Strategien Recht und Verfassung
Fallstudie: Die Rechte und das Recht
Rudolf Kleinschmidt
Frontstellung
"Wir gehen in den Reichstag hinein, um uns im Waffenarsenal der Demokratie mit deren eigenen Waffen zu versorgen. (…) Uns ist jedes gesetzliche Mittel recht, den Zustand von heute zu revolutionieren. (…) Wir kommen als Feinde! Wie der Wolf in die Schafherde einbricht, so kommen wir." (zit. nach: Rechtsextremisten in Parlamenten, S. 2)
Diese Sätze von Joseph Goebbels sind der extremen Rechten bis heute ins Stammbuch geschrieben. Nach wie vor versuchen ihre Protagonisten, die Möglichkeiten der demokratischen Gesellschaft zu missbrauchen, um diese zu bekämpfen und abzuschaffen.
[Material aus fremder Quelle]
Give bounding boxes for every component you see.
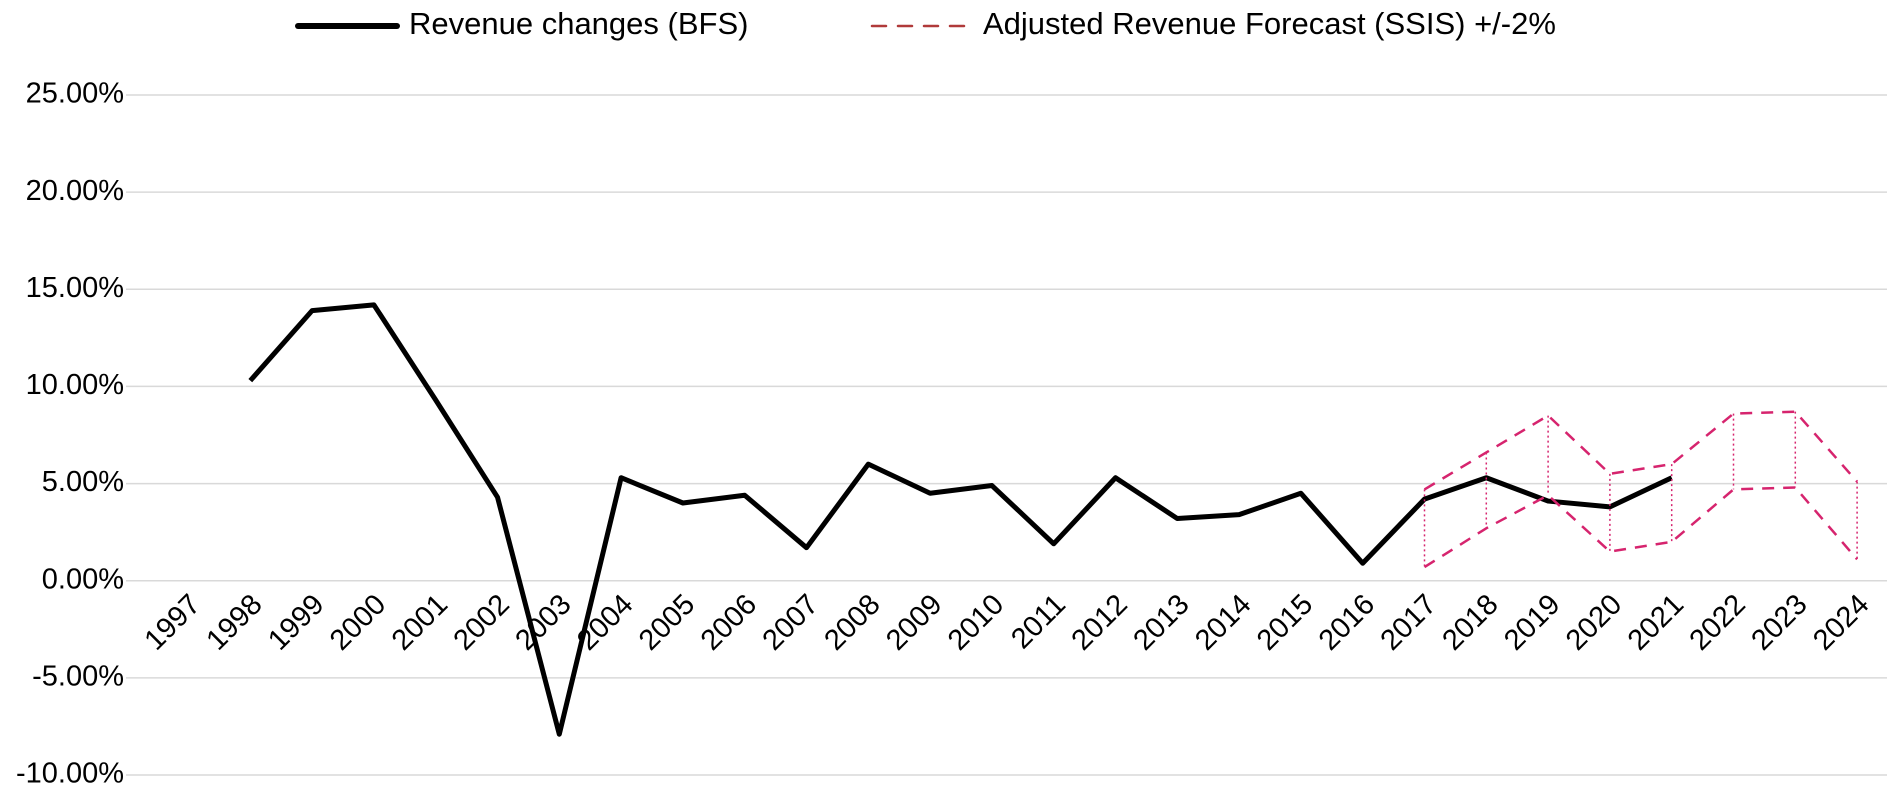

Immer wieder kollidiert diese Szene mit bestehenden Gesetzen – und versucht, mögliche Konsequenzen durch zahlreiche Beratungsangebote und Rechtshilfetipps im Kampf gegen die Demokratie zu vermeiden oder abzumildern. So erklärt "Mein Selbstverständnis", eine weitverbreitete ideologische Schrift der "Freien Nationalisten":
"Ich alleine bin verantwortlich für mein politisches Wollen, das immer nur dem einen Grundsatz verpflichtet ist: Was meinem Volk nutzt, ist recht! Mein Widerstand gegen die herrschenden Zustände kennt keine faulen Kompromisse." (Selbstverständnis; S. 3)
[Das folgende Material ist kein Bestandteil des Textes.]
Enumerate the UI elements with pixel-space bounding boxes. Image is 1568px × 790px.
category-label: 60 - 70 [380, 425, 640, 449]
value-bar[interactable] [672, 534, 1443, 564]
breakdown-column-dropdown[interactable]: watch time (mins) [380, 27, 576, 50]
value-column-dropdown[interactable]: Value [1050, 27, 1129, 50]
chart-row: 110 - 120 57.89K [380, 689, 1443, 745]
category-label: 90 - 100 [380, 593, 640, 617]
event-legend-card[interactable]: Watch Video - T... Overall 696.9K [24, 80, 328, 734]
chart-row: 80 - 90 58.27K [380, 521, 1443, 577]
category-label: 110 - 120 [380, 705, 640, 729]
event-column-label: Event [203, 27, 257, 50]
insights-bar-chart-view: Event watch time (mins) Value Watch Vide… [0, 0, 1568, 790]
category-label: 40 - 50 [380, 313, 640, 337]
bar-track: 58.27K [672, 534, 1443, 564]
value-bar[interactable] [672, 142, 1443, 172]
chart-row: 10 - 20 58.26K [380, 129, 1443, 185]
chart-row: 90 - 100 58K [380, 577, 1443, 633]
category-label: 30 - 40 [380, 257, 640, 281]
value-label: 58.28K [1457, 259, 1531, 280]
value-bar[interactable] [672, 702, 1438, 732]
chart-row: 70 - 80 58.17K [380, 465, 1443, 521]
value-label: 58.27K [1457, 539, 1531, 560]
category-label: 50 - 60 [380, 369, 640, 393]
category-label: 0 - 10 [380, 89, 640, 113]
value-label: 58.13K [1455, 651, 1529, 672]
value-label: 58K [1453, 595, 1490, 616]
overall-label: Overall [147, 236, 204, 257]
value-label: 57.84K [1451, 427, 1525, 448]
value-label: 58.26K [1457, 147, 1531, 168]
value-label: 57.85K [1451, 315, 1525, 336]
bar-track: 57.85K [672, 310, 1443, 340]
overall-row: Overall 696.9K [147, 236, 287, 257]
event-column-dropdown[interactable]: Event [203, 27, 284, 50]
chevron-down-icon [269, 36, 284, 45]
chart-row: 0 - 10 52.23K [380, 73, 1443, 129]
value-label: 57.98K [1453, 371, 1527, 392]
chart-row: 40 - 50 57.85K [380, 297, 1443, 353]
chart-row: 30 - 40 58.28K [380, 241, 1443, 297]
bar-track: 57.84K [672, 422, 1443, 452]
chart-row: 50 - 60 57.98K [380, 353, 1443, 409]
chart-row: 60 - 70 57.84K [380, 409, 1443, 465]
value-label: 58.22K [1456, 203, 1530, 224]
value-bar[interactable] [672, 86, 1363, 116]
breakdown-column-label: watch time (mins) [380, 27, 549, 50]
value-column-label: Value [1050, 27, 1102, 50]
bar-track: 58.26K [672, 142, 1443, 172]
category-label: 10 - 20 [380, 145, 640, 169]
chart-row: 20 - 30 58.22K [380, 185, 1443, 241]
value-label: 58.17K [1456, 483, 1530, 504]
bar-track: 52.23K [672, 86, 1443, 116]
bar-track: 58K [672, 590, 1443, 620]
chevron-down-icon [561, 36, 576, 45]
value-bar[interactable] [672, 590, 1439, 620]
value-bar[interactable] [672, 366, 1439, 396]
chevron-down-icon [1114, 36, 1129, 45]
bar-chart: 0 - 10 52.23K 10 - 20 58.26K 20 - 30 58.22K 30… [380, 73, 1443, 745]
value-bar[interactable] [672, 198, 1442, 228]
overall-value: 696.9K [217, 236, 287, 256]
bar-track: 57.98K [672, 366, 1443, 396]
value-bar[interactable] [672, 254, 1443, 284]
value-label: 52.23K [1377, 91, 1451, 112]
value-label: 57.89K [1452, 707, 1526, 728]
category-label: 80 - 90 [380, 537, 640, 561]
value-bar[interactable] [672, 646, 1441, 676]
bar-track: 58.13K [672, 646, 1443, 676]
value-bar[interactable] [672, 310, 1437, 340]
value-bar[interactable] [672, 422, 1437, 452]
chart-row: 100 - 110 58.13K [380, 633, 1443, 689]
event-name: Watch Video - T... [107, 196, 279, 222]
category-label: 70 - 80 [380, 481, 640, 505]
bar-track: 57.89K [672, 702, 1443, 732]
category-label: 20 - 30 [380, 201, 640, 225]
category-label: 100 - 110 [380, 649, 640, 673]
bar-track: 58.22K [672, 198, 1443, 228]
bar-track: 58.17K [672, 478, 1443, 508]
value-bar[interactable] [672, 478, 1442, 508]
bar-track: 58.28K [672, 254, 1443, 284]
"Recht ist, was dem Volke nützt" – was für den Volksgerichtshof die Grundlage nationalsozialistischer Unrechtsurteile war, dient der extremen Rechten bis heute, ebenso wie der Widerstand ohne "faule Kompromisse", als Rechtfertigung für jegliches Vergehen. Dazu zählen Propagandadelikte, Sachbeschädigung, Volksverhetzung und Raub ebenso wie Körperverletzung und Tötungsdelikte. Seit der Wiedervereinigung wurden mehr als 150 Menschen Todesopfer rechter Gewalt (vgl. Todesopfer rechter Gewalt 1990 – 2013) – erschossen, erschlagen, verbrannt oder über Stunden zu Tode gequält. Fast 20 davon waren jünger als 18 Jahre.
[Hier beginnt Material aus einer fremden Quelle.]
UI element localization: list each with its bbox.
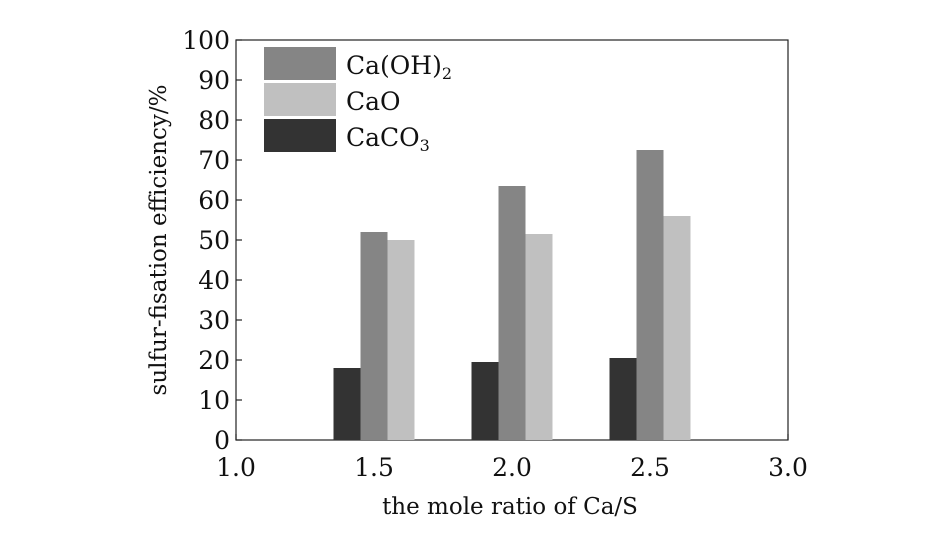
y-axis: 0 10 20 30 40 50 60 70 80 90 100 <box>182 26 242 455</box>
legend-label: Ca(OH)2 <box>346 51 452 83</box>
y-tick-label: 60 <box>198 186 230 215</box>
x-tick-label: 1.5 <box>354 453 394 482</box>
x-tick-label: 2.5 <box>630 453 670 482</box>
y-tick-label: 0 <box>214 426 230 455</box>
y-tick-label: 50 <box>198 226 230 255</box>
bar-cao-1.5 <box>387 240 415 440</box>
bar-cao-2.5 <box>663 216 691 440</box>
x-axis-label: the mole ratio of Ca/S <box>382 494 638 520</box>
x-tick-label: 3.0 <box>768 453 808 482</box>
y-tick-label: 70 <box>198 146 230 175</box>
legend-swatch <box>264 47 336 80</box>
bar-caco3-2.5 <box>609 358 637 440</box>
bar-caco3-2 <box>471 362 499 440</box>
legend: Ca(OH)2 CaO CaCO3 <box>264 47 452 155</box>
y-tick-label: 90 <box>198 66 230 95</box>
legend-swatch <box>264 119 336 152</box>
y-tick-label: 80 <box>198 106 230 135</box>
bar-ca-oh-2-1.5 <box>360 232 388 440</box>
y-axis-label: sulfur-fisation efficiency/% <box>146 85 172 396</box>
y-tick-label: 100 <box>182 26 230 55</box>
bar-cao-2 <box>525 234 553 440</box>
legend-label: CaCO3 <box>346 123 430 155</box>
bar-ca-oh-2-2 <box>498 186 526 440</box>
bars <box>333 150 691 440</box>
legend-swatch <box>264 83 336 116</box>
x-axis: 1.0 1.5 2.0 2.5 3.0 <box>216 434 808 482</box>
bar-caco3-1.5 <box>333 368 361 440</box>
x-tick-label: 1.0 <box>216 453 256 482</box>
y-tick-label: 30 <box>198 306 230 335</box>
y-tick-label: 40 <box>198 266 230 295</box>
x-tick-label: 2.0 <box>492 453 532 482</box>
y-tick-label: 10 <box>198 386 230 415</box>
bar-ca-oh-2-2.5 <box>636 150 664 440</box>
y-tick-label: 20 <box>198 346 230 375</box>
legend-label: CaO <box>346 87 401 116</box>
Der Satz "Recht ist, was dem Volke nützt" negiert grundlegende Freiheits-, Gleichheitsund Menschenrechte und widerspricht den zentralen Rechtsgrundlagen unserer demokratischen Gesellschaft wie "Keine Strafe ohne Gesetz", Menschenwürde, Menschenrechte, Gleichheit der Menschen vor dem Gesetz und Unabhängigkeit der Gerichte. Diese Ablehnung und das Propagieren einer NS-gleichen Volksgemeinschaft zeigen sich auch im in der extremen Rechten weit verbreiteten Text: "Dein Verhalten gegenüber Polizei und Justiz":
"Das heute herrschende System unterscheidet sich von einem Volksstaat – in dem nach germanischem Brauch Recht ist, was dem Volke nützt – gewaltig. In der Justiz wird heute
›Gut und Böse‹ (das, was sein soll und das, was nicht sein soll) durch Gesetze bestimmt." (Freie Kräfte Oberberg)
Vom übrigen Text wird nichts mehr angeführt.